Street Scene, Sofia, Bulgaria

Special Collections > Keystone Slides
tiff scanned file from original glass slide
Sofia (sô´f-yå) is the capital of Bulgaria. It is a city of almost 100,000 people. All kinds of races are to be found in Sofia, but a large part of the population are Bulgars and Turks. The picture shows a Bulgarian woman standing in the street. Her dress is the kind commonly worn by these women. The tables have been brought from the inn nearby to serve coffee outdoors. Sofia is only fairly important as a commercial city. It is on the railway that runs all the way from Berlin to Constantinople through Vienna. It has also a railroad running to Varna, a port on the Black Sea. Sofia has been much talked of since 1908. It was in that year that Bulgaria declared itself a kingdom with Sofia as the capital. For almost 500 years before, Bulgaria had been under Turkish power. Ferdinand was made king. In 1912 Bulgaria led the Balkan countries in a war on Turkey. The Turks were defeated in many battles by the forces of Bulgaria, Serbia, and Greece. Then the Balkan countries fell to quarreling among themselves. Bulgaria attacked Serbia, and Greece went to Serbia's aid. Bulgaria was defeated. In 1915, Bulgaria joined forces with Germany and Austria and overran Serbia. Bulgaria is a farming country. Much of it is rough so that many cattle are raised.
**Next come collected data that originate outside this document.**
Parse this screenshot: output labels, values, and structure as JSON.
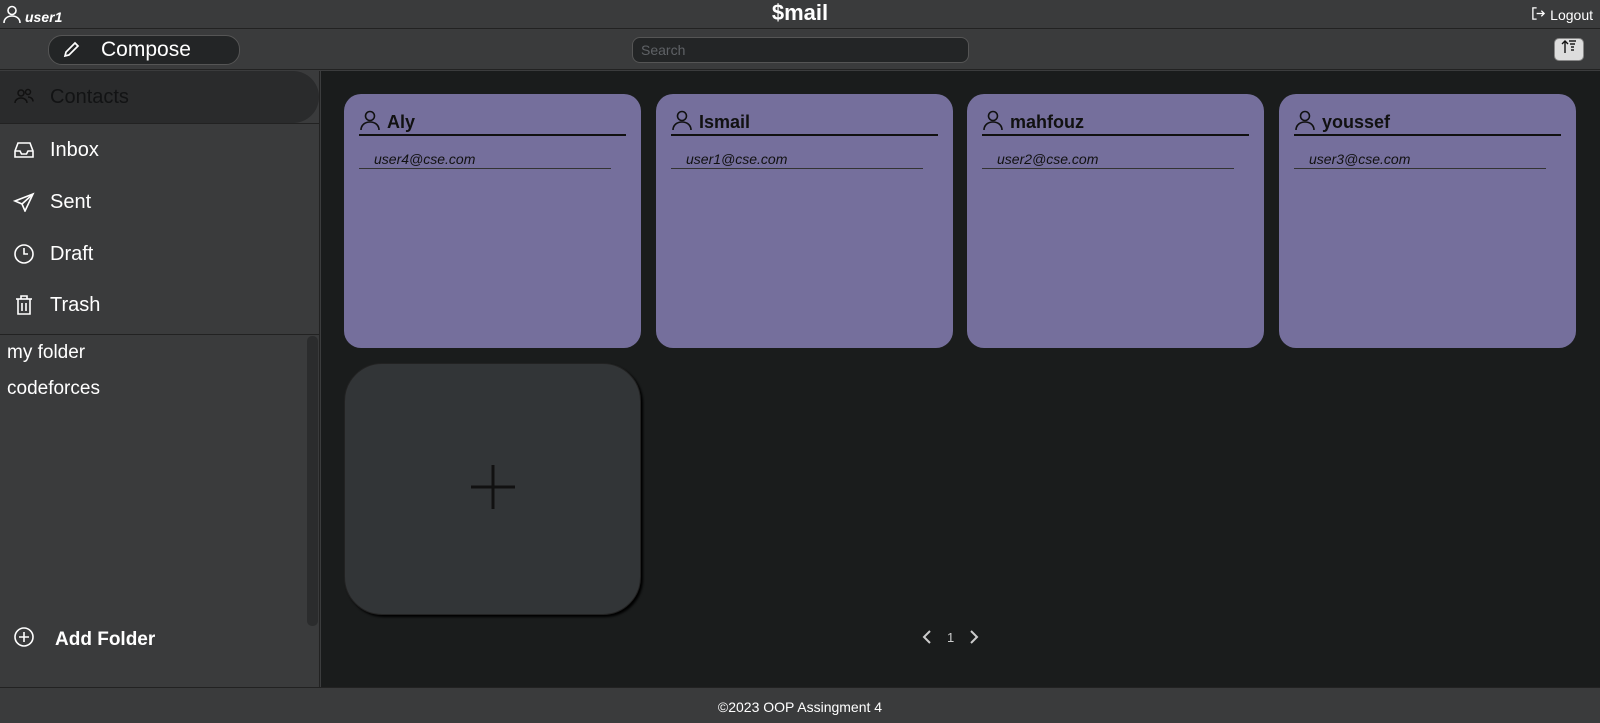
{
  "header": {
    "username": "user1",
    "logo": "$mail",
    "logout_label": "Logout"
  },
  "toolbar": {
    "compose_label": "Compose",
    "search_placeholder": "Search"
  },
  "sidebar": {
    "items": [
      {
        "label": "Contacts",
        "icon": "contacts-icon",
        "active": true
      },
      {
        "label": "Inbox",
        "icon": "inbox-icon"
      },
      {
        "label": "Sent",
        "icon": "send-icon"
      },
      {
        "label": "Draft",
        "icon": "clock-icon"
      },
      {
        "label": "Trash",
        "icon": "trash-icon"
      }
    ],
    "folders": [
      "my folder",
      "codeforces"
    ],
    "add_folder_label": "Add Folder"
  },
  "contacts": [
    {
      "name": "Aly",
      "email": "user4@cse.com"
    },
    {
      "name": "Ismail",
      "email": "user1@cse.com"
    },
    {
      "name": "mahfouz",
      "email": "user2@cse.com"
    },
    {
      "name": "youssef",
      "email": "user3@cse.com"
    }
  ],
  "pagination": {
    "page": "1"
  },
  "footer": {
    "text": "©2023 OOP Assingment 4"
  },
  "colors": {
    "background": "#1a1c1c",
    "bar": "#3a3b3c",
    "card": "#756f9c",
    "add_card": "#323537"
  }
}
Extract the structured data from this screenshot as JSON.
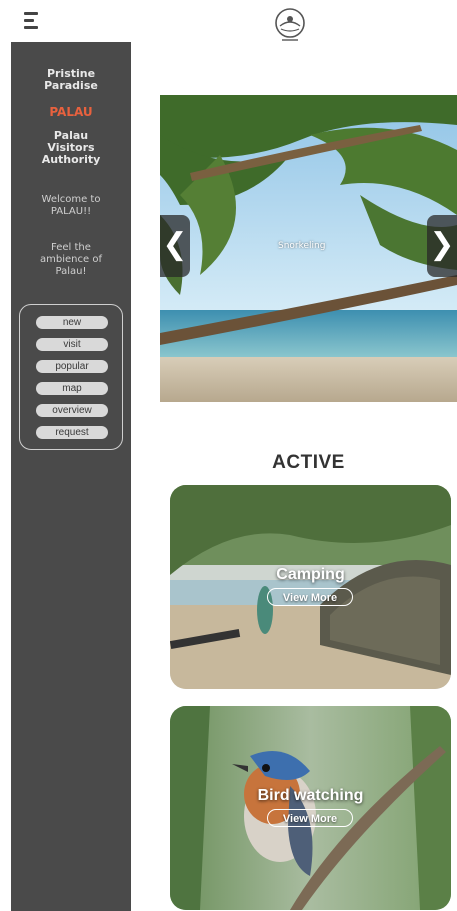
{
  "header": {
    "menu_icon": "hamburger-menu-icon",
    "logo_icon": "palau-logo-icon"
  },
  "sidebar": {
    "title": "Pristine Paradise",
    "highlight": "PALAU",
    "authority": "Palau Visitors Authority",
    "welcome": "Welcome to PALAU!!",
    "tagline": "Feel the ambience of Palau!",
    "links": [
      "new",
      "visit",
      "popular",
      "map",
      "overview",
      "request"
    ]
  },
  "hero": {
    "caption": "Snorkeling",
    "prev_icon": "chevron-left-icon",
    "next_icon": "chevron-right-icon",
    "prev_glyph": "❮",
    "next_glyph": "❯"
  },
  "section": {
    "title": "ACTIVE"
  },
  "activities": [
    {
      "title": "Camping",
      "button": "View More"
    },
    {
      "title": "Bird watching",
      "button": "View More"
    }
  ],
  "colors": {
    "sidebar_bg": "#4a4a4a",
    "accent": "#e8613e"
  }
}
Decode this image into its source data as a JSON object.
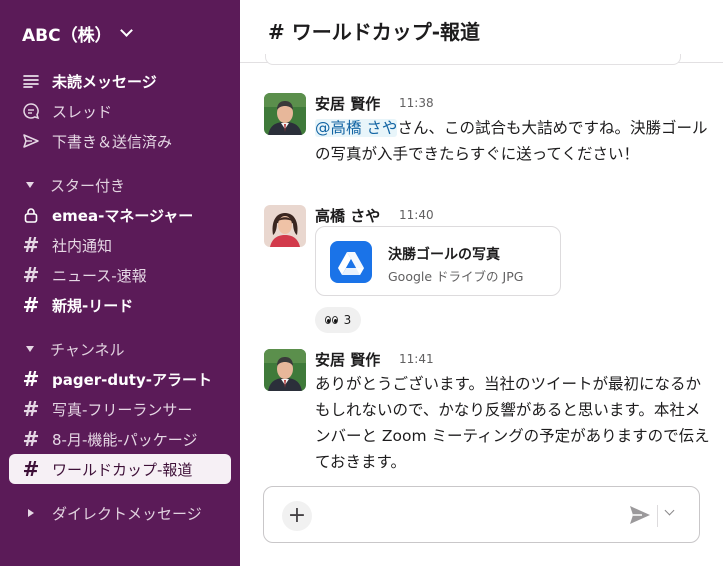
{
  "workspace": {
    "name": "ABC（株）"
  },
  "sidebar": {
    "nav": [
      {
        "label": "未読メッセージ",
        "icon": "unread-lines-icon"
      },
      {
        "label": "スレッド",
        "icon": "thread-bubble-icon"
      },
      {
        "label": "下書き＆送信済み",
        "icon": "send-arrow-icon"
      }
    ],
    "starred_section": "スター付き",
    "starred": [
      {
        "label": "emea-マネージャー",
        "icon": "lock-icon"
      },
      {
        "label": "社内通知",
        "icon": "hash-icon"
      },
      {
        "label": "ニュース-速報",
        "icon": "hash-icon"
      },
      {
        "label": "新規-リード",
        "icon": "hash-icon"
      }
    ],
    "channels_section": "チャンネル",
    "channels": [
      {
        "label": "pager-duty-アラート",
        "icon": "hash-icon"
      },
      {
        "label": "写真-フリーランサー",
        "icon": "hash-icon"
      },
      {
        "label": "8-月-機能-パッケージ",
        "icon": "hash-icon"
      },
      {
        "label": "ワールドカップ-報道",
        "icon": "hash-icon",
        "active": true
      }
    ],
    "dm_section": "ダイレクトメッセージ"
  },
  "header": {
    "hash": "#",
    "channel": "ワールドカップ-報道"
  },
  "messages": [
    {
      "author": "安居 賢作",
      "time": "11:38",
      "mention": "@高橋 さや",
      "text": "さん、この試合も大詰めですね。決勝ゴールの写真が入手できたらすぐに送ってください！"
    },
    {
      "author": "高橋 さや",
      "time": "11:40",
      "file": {
        "name": "決勝ゴールの写真",
        "meta": "Google ドライブの JPG",
        "icon": "google-drive-icon"
      },
      "reaction": {
        "emoji": "eyes",
        "count": "3"
      }
    },
    {
      "author": "安居 賢作",
      "time": "11:41",
      "text": "ありがとうございます。当社のツイートが最初になるかもしれないので、かなり反響があると思います。本社メンバーと Zoom ミーティングの予定がありますので伝えておきます。"
    }
  ],
  "composer": {
    "placeholder": ""
  },
  "colors": {
    "sidebar": "#5b1b58",
    "active_item": "#f6f0f5",
    "mention": "#1264a3",
    "drive_blue": "#1a73e8"
  }
}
Corn, wheat, barley, sugar beets, and tobacco are grown. There are also great fields of roses from which attar of roses (a perfume) is made. It has coal, iron, lead, and salt mines. It is a warlike nation, and agriculture and manufacturing are only partly developed. It is about the size of Virginia, and has a population of almost 5,000,000. Ohio has about the same number of people as Bulgaria. What countries border on Bulgaria? What sea? Keystone ID: 17207 Note: All titles, descriptions, and location coordinates are from the original Keystone Slide documentation as supplied by the Keystone View Company. No text has been edited or changed.